The story takes the time to walk us through the complex story of the preliminary study, E2100, that served as the basis for conditional approval, and the ultimate results of the larger trials, producing an implicitly higher-quality evidence base than E2100 alone. The “larger” is a big part of evaluating the evidence. It also discusses ongoing research into tumor subsets that may respond to Avastin.
Ideally it would’ve provided more detail about the 4 studies themselves, such as the numbers of subjects, designs, and lengths of follow-up. While more evidence could’ve been helpful, we think the evaluation of the larger, more relevant arc is clear, that promising preliminary results from a smaller study were not played out in several bigger studies.
The article avoids disease-mongering. If you want to be precise, Avastin is only approved for one type of metastatic breast cancer, HER2-negative.
There was some room for improvement here. Two independent sources were used: an interview with a cancer doctor and a statement on the ACS website. The story neglected to point out that the former, Joseph Sparano, has served as a consultant and speaker on Avastin for Genentech, as WebMD acknowledged when they interviewed him for their story.
See “Quantifying Benefits” for our request for more information about Dr. Sparano’s quote regarding 1-year survival.
On a side note, it may have balanced Dr. Sparano’s quote had the story included a little more of the ACS statement that spoke directly to the FDA decision, such as their conclusion that until we have a better way to determine who will derive the most benefit from Avastin, “giving all women with metastatic breast cancer [bevacizumab] may harm more women than it helps.”
The outcomes, both potential benefits and harms, were described relative to standard chemotherapy.
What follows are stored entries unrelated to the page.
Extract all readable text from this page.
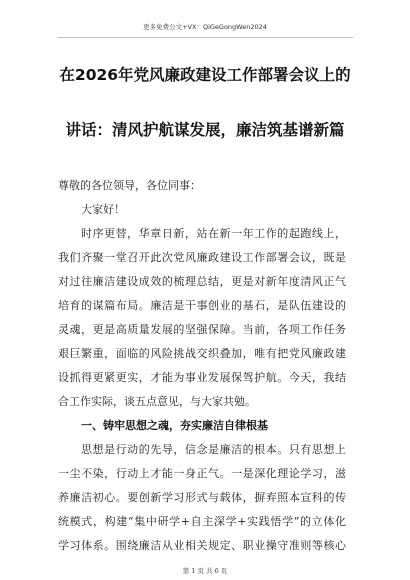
更多免费公文+VX：QiGeGongWen2024
在2026年党风廉政建设工作部署会议上的
讲话：清风护航谋发展，廉洁筑基谱新篇
尊敬的各位领导，各位同事：
大家好！
时序更替，华章日新，站在新一年工作的起跑线上，
我们齐聚一堂召开此次党风廉政建设工作部署会议，既是
对过往廉洁建设成效的梳理总结，更是对新年度清风正气
培育的谋篇布局。廉洁是干事创业的基石，是队伍建设的
灵魂，更是高质量发展的坚强保障。当前，各项工作任务
艰巨繁重，面临的风险挑战交织叠加，唯有把党风廉政建
设抓得更紧更实，才能为事业发展保驾护航。今天，我结
合工作实际，谈五点意见，与大家共勉。
一、铸牢思想之魂，夯实廉洁自律根基
思想是行动的先导，信念是廉洁的根本。只有思想上
一尘不染，行动上才能一身正气。一是深化理论学习，滋
养廉洁初心。要创新学习形式与载体，摒弃照本宣科的传
统模式，构建“集中研学+自主深学+实践悟学”的立体化
学习体系。围绕廉洁从业相关规定、职业操守准则等核心
第 1 页 共 6 页
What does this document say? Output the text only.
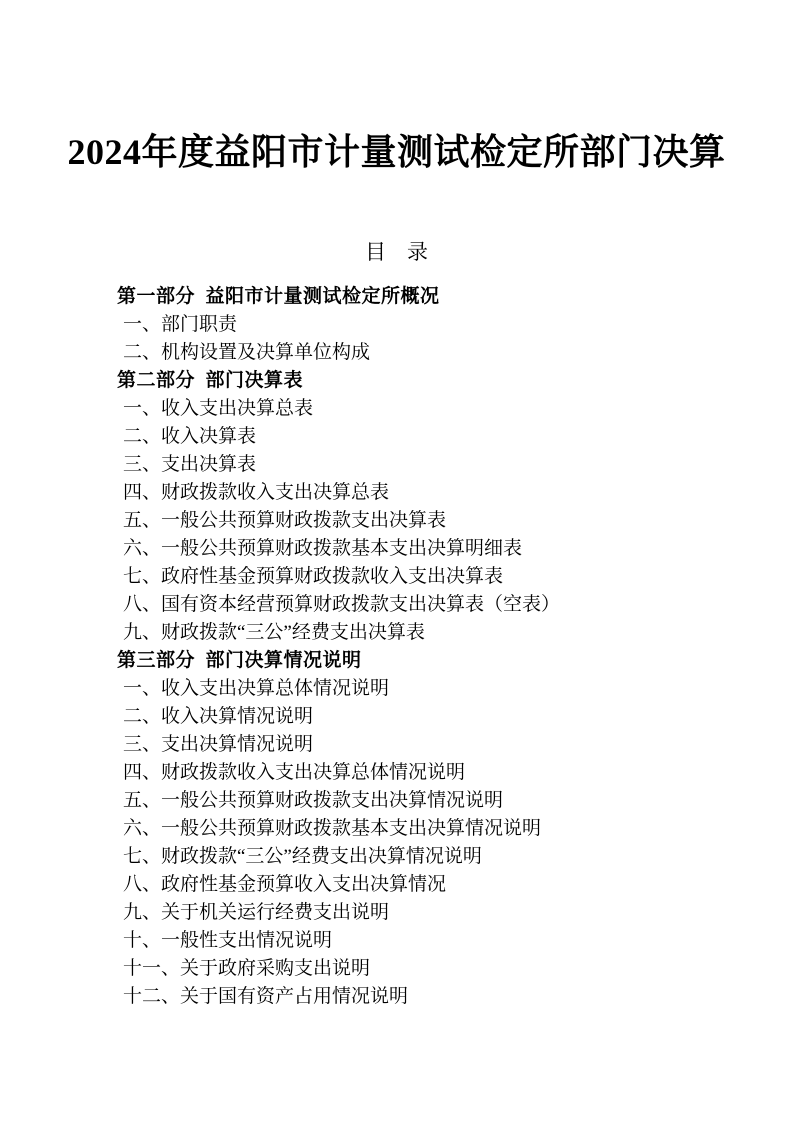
2024年度益阳市计量测试检定所部门决算
目　录
第一部分  益阳市计量测试检定所概况
一、部门职责
二、机构设置及决算单位构成
第二部分  部门决算表
一、收入支出决算总表
二、收入决算表
三、支出决算表
四、财政拨款收入支出决算总表
五、一般公共预算财政拨款支出决算表
六、一般公共预算财政拨款基本支出决算明细表
七、政府性基金预算财政拨款收入支出决算表
八、国有资本经营预算财政拨款支出决算表（空表）
九、财政拨款“三公”经费支出决算表
第三部分  部门决算情况说明
一、收入支出决算总体情况说明
二、收入决算情况说明
三、支出决算情况说明
四、财政拨款收入支出决算总体情况说明
五、一般公共预算财政拨款支出决算情况说明
六、一般公共预算财政拨款基本支出决算情况说明
七、财政拨款“三公”经费支出决算情况说明
八、政府性基金预算收入支出决算情况
九、关于机关运行经费支出说明
十、一般性支出情况说明
十一、关于政府采购支出说明
十二、关于国有资产占用情况说明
A bit more flesh here would’ve helped describe exactly what (and how many) other options are available.
The story is clear about Avastin’s availability and the impact of the FDA decision.
FYI: it states that the EU has decided to keep Avastin approved for breast cancer only in combination with paclitaxel. Just to be clear, in the US, it’s only approved in combination with paclitaxel , too.
It doesn’t appear to have relied solely or largely on the FDA release.